Horizontal gene transfer
Our group has long been interested in the evolutionary mechanisms which enable bacteria to acquire new functions for the degradation of toxic and xenobiotic substances in the environment. We were approaching this question for two reasons. From an environmental viewpoint it would be important to know if bacteria would be capable of degrading chemical substances which they had not seen before, because it would result in more or less spontaneous disappearance of pollutants from the environment. From an evolutionary point of view, challenging bacterial communities with new and large amounts of chemical substances would pose a selective pressure for any new bacterial variant capable of using the compounds as carbon and or energy source for growth. This would represent a method for selective enrichment of spontaneous natural variants which should have visible traces of the evolutionary events allowing their adaptation.
The clc element (or ICEclc) is a mobile genomic island identified in Pseudomonas knackmussii strain B13, the first bacterium described to degrade 3-chlorobenzoate.

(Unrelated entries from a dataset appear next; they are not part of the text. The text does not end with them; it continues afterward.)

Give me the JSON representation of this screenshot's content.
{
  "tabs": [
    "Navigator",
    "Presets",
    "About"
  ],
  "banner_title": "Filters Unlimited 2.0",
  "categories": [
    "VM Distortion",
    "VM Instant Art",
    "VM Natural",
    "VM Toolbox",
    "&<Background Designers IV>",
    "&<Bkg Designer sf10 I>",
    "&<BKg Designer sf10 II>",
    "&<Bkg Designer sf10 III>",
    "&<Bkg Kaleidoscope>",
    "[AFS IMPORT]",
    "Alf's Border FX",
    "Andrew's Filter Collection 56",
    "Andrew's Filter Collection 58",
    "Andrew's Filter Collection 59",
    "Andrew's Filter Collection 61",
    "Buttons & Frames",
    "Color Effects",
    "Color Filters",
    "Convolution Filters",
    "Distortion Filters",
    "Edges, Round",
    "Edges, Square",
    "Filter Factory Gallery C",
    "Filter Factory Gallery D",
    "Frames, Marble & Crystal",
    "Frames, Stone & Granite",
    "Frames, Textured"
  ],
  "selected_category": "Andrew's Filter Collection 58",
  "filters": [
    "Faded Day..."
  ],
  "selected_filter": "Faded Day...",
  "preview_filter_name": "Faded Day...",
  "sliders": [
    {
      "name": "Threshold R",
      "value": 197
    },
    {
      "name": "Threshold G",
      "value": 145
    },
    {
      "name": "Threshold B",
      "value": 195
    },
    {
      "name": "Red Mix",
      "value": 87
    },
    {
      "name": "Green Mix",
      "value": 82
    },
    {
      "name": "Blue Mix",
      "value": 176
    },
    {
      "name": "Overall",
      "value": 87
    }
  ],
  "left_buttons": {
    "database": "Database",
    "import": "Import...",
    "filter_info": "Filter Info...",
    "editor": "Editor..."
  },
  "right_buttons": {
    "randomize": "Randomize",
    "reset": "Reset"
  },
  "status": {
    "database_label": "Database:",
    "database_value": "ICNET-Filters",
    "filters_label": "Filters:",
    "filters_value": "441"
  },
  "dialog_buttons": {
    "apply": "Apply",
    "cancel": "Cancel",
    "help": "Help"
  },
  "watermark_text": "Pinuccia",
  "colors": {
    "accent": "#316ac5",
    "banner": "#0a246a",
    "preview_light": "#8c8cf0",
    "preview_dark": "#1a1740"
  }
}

It has been called ICEclc because of its ability to provide chlorocatechol degradation to the host.
ICEclc is self-transferable by conjugation from strain B13 to a range of Gramnegative recipients. The conjugative process is triggered only in a subset of cells during stationary phase, and mainly after growth on 3-chlorobenzoate. We have called this process 'transfer competence development', which requires activation of a large set of genes from ICEclc. The molecular decision to follow the path of transfer competence development or to remain silent (for ICEclc) is not yet clarified. The ICE has developed a number of adaptation to ensure effective transfer from the subset of active donor cells.